JF Ptak Science Books Post 1767
In a post last week in the Strange Things in the Sky department: the Exploding Moon, I mentioned that images of the Earth's Moon actually exploding seem to be quite uncommon. The ever-observant Ray Girvan wrote to say that the Moon does just that in the 2002 remake of H.G. Wells' The Time Machine, when Earth's lunar mining operations disrupt it so that it makes the Moon disintegrate, raining parts of itself on Earth.
And it just so happens that I stumbled on another odd image of the Moon coming to its end: a mention of a drawing by Thomas Voter, showing the Moon disintegrating under the force of the Earth's gravity. It appears in the November, 1939 issue of Popular Mechanics in the "Explorers of Space" article.

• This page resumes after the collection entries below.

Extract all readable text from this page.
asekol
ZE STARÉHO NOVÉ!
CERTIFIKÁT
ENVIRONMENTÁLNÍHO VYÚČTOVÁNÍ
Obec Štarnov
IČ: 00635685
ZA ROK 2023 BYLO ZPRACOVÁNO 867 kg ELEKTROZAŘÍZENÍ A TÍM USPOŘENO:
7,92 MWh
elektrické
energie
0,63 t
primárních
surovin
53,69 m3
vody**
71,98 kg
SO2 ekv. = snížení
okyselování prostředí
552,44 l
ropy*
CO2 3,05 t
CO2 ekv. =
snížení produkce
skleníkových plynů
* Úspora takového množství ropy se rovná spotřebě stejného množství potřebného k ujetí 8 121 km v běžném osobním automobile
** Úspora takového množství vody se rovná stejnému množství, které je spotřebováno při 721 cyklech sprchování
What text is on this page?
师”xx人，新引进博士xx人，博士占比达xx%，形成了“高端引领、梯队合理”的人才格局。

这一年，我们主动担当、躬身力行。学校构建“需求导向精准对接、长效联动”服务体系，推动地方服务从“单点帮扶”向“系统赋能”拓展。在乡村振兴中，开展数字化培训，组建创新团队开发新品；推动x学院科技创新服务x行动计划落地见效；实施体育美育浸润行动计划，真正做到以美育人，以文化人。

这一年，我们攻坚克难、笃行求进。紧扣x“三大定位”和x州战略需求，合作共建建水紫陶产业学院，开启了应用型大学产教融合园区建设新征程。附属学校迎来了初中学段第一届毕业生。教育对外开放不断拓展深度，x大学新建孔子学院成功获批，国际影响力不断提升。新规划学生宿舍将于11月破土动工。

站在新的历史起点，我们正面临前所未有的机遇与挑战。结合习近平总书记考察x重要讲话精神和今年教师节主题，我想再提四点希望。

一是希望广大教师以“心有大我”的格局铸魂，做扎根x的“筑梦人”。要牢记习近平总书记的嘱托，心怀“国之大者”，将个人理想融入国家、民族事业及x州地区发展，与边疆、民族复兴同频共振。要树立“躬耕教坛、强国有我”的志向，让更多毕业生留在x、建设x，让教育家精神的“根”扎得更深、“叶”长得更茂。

Thomas Voter's illustrations led me to his image showing Boy Scouts flying on their odd destiny to the Moon for a rendezvous with Post-War Moon Nazis in what is a surprising juvie novel by Robert Heinlein, Rocket Ship Galileo (1947). [Image courtesy of the excellent Roborant site, well worth a visit and bookmark, here.] The three boy-rocket-experimenters are on their way their with their Nobelist uncle, piloting a thorium-fueled mail rocket that the Manhattan Project Uncle was able to rig up for interplanetary adventures, which gets them to a nuke-war-ravaged-Moon with victorious commanding Nazis over whom the intrepid travelers eventually triumph. This really has nothing to do with exploding or disintegrating Moons, but finding a reference to Moon Nazis does classify as a strange-thing-in-the-sky. evidently the story is much disparaged by modern readers, though the author of Roborant feels as though there is a much greater depth to the story that the possible high-comic storyline implies.
It looks like there is a sub-genre for Evil Alien Space Nazis in books and film, but I just can't go any further with the topic.